Eine Frau als Kirchenchor-Dirigentin hatte es noch nie gegeben. Erna Fleig arbeitete nach dem Schema ihres Onkels Lehrer Eiermann, bei dem sie ihr musikalisches Können erlernte, weiter. Ihre Aufgabe nahm sie sehr genau und war Organistin und Dirigentin zugleich. In den Proben hieß es “ zählen, zählen, Takt und Rhythmus halten, sonst kommt ihr nicht durch„. Viele Sänger und Sängerinnen machten manches mal eine Faust in der Tasche, denn „man könnte ein Stück auch in etwas kürzerer Zeit zur Aufführung bringen…“. Bald begann der 2. Weltkrieg. Die meisten Männer wurden eingezogen und mit dem Chor war nur noch begrenzt etwas anzufangen. Es dauerte bis nach 1947, bis die letzten Kriegsgefangenen heimkehrten. Mit der Werbung von Jungmännern und Mädchenstimmen brachte Erna Fleig den Kirchenchor wieder auf seinen großen Bestand und studierte neue Werke ein. Lateinische und deutsche Messen, Grabgesänge, Marienlieder, Fronleichnam- und Öschprozessions-Chöre und noch vieles mehr gehörten zum großen Schatz, den der Kirchenchor in den ersten 75 Jahren seines Bestehens in unermüdlichem Fleiß unter teils schwierigsten Bedingungen angehäuft hatte.
Auf Betreiben von Pfarrer Borsbach wurde im Jubiläumsjahr 1950 ein „Cäcilienverein“ in der Pfarrei gegründet. Diesen Chorverband der katholischen Kirche gab es schon seit Jahrzehnten, aber die Tennenbronner Pfarrer interessierten sich offenbar nicht dafür. Mit rund 60 Mitgliedern, an der Spitze Pfarrer Borsbach, zog der katholische Kirchenchor in den neu gegründeten Verein ein. Erna Fleig blieb 30 Jahre lang bis 1969 die Leiterin des Kirchenchores.
Auch wenn das schon rekordverdächtig aussah, so wurde sie von ihrem Nachfolger, Musiklehrer Walter Haas, noch übertroffen. Er behielt den Dirigentenstab 34 Jahre lang, ehe dieser 2003 an seine Tochter Ute Haas-Woelke weiter ging. Die Leistung des Chores erreichte im zweiten Geschichtsabschnitt eine höchste Perfektion. Zusammen mit dem Orchester Schmid kamen an hohen Feiertagen oder am Patrozinium Orchestermessen zur Aufführung, die in den letzten Jahren mehrfach durch Bläserensembles des Musikvereins „Frohsinn“ und Solisten wie Hildegard Fendt und Claudia Habermann ergänzt wurden. Verschiedene Advents- und Abendgottesdienste kamen zur Aufführung. Auch wirkte der Chor beim Seezauber unter Leitung des Dirigenten Meinrad Löffler und einer Akzenteveranstaltung des Musikvereins Frohsinn mit. Gesungen wurden hierbei Opern- und Operettenmelodien und sogar ein afrikanisches Lied. Dabei unterstützte zusätzlich der Lauterbacher Kirchenchor, der bis heute von Ute Haas-Woelke geleitet wird, die Sängerinnen und Sänger.

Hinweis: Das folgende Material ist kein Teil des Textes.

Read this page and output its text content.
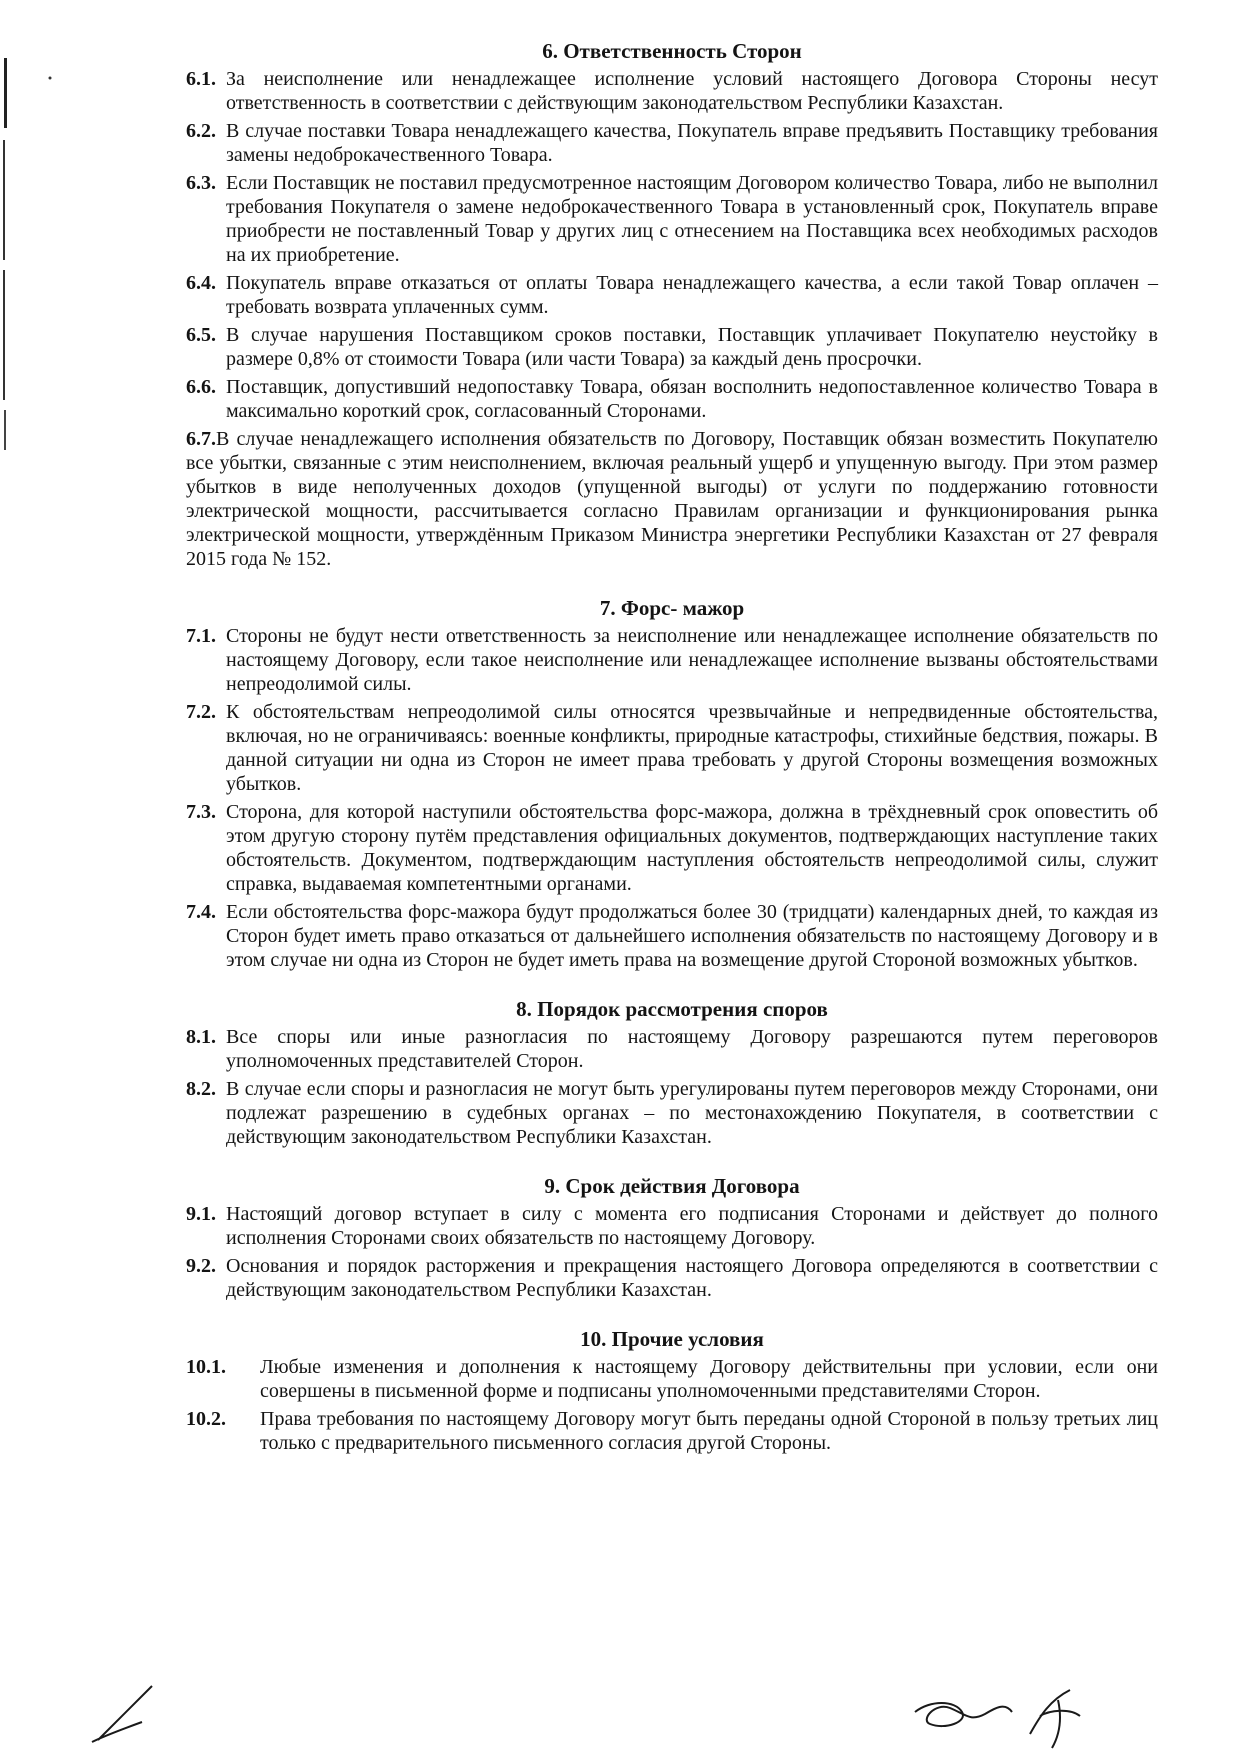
6. Ответственность Сторон
6.1. За неисполнение или ненадлежащее исполнение условий настоящего Договора Стороны несут ответственность в соответствии с действующим законодательством Республики Казахстан.
6.2. В случае поставки Товара ненадлежащего качества, Покупатель вправе предъявить Поставщику требования замены недоброкачественного Товара.
6.3. Если Поставщик не поставил предусмотренное настоящим Договором количество Товара, либо не выполнил требования Покупателя о замене недоброкачественного Товара в установленный срок, Покупатель вправе приобрести не поставленный Товар у других лиц с отнесением на Поставщика всех необходимых расходов на их приобретение.
6.4. Покупатель вправе отказаться от оплаты Товара ненадлежащего качества, а если такой Товар оплачен – требовать возврата уплаченных сумм.
6.5. В случае нарушения Поставщиком сроков поставки, Поставщик уплачивает Покупателю неустойку в размере 0,8% от стоимости Товара (или части Товара) за каждый день просрочки.
6.6. Поставщик, допустивший недопоставку Товара, обязан восполнить недопоставленное количество Товара в максимально короткий срок, согласованный Сторонами.
6.7.В случае ненадлежащего исполнения обязательств по Договору, Поставщик обязан возместить Покупателю все убытки, связанные с этим неисполнением, включая реальный ущерб и упущенную выгоду. При этом размер убытков в виде неполученных доходов (упущенной выгоды) от услуги по поддержанию готовности электрической мощности, рассчитывается согласно Правилам организации и функционирования рынка электрической мощности, утверждённым Приказом Министра энергетики Республики Казахстан от 27 февраля 2015 года № 152.
7. Форс- мажор
7.1. Стороны не будут нести ответственность за неисполнение или ненадлежащее исполнение обязательств по настоящему Договору, если такое неисполнение или ненадлежащее исполнение вызваны обстоятельствами непреодолимой силы.
7.2. К обстоятельствам непреодолимой силы относятся чрезвычайные и непредвиденные обстоятельства, включая, но не ограничиваясь: военные конфликты, природные катастрофы, стихийные бедствия, пожары. В данной ситуации ни одна из Сторон не имеет права требовать у другой Стороны возмещения возможных убытков.
7.3. Сторона, для которой наступили обстоятельства форс-мажора, должна в трёхдневный срок оповестить об этом другую сторону путём представления официальных документов, подтверждающих наступление таких обстоятельств. Документом, подтверждающим наступления обстоятельств непреодолимой силы, служит справка, выдаваемая компетентными органами.
7.4. Если обстоятельства форс-мажора будут продолжаться более 30 (тридцати) календарных дней, то каждая из Сторон будет иметь право отказаться от дальнейшего исполнения обязательств по настоящему Договору и в этом случае ни одна из Сторон не будет иметь права на возмещение другой Стороной возможных убытков.
8. Порядок рассмотрения споров
8.1. Все споры или иные разногласия по настоящему Договору разрешаются путем переговоров уполномоченных представителей Сторон.
8.2. В случае если споры и разногласия не могут быть урегулированы путем переговоров между Сторонами, они подлежат разрешению в судебных органах – по местонахождению Покупателя, в соответствии с действующим законодательством Республики Казахстан.
9. Срок действия Договора
9.1. Настоящий договор вступает в силу с момента его подписания Сторонами и действует до полного исполнения Сторонами своих обязательств по настоящему Договору.
9.2. Основания и порядок расторжения и прекращения настоящего Договора определяются в соответствии с действующим законодательством Республики Казахстан.
10. Прочие условия
10.1.	Любые изменения и дополнения к настоящему Договору действительны при условии, если они совершены в письменной форме и подписаны уполномоченными представителями Сторон.
10.2.	Права требования по настоящему Договору могут быть переданы одной Стороной в пользу третьих лиц только с предварительного письменного согласия другой Стороны.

Die Fröhlichkeit kam ebenfalls nicht zu kurz. Gesellige Abende fanden ihren festen Platz im Jahresplan. Auch verschiedenste Ausflüge wurden durchgeführt. Schon in einem Bericht von 1920 konnte entnommen werden, dass sich der Chor nach Unterkirnach aufmachte, um den ehemaligen Pfarrer zu besuchen und den Gottesdienst mit einer „vierstimmigen Messe“ zu umrahmen. Nachmittags war dann Geselligkeit angesagt, bevor der Chor sich zu Fuß wieder auf den Heimweg machte. In den letzten Jahren fanden Ausflüge unter anderem nach Ungarn in die Heimat des ehemaligen Pfarrers Josef Beke, mit Pater Johannes in die Toskana und Cinque Terre, oder nach Südtirol statt. Der kath. Kirchenchor besteht momentan aus ca. 40 Sängerinnen und Sängern. Ute Haas-Woelke beendete 2020 ihre langjährige, erfolgreiche Tätigkeit als Dirigentin und der Chor hofft, dass die Nachfolge bald geklärt werden kann und vor allem, dass die „stille Messe“ in den Kirchen bald vorbei und das Singen wieder erlaubt ist.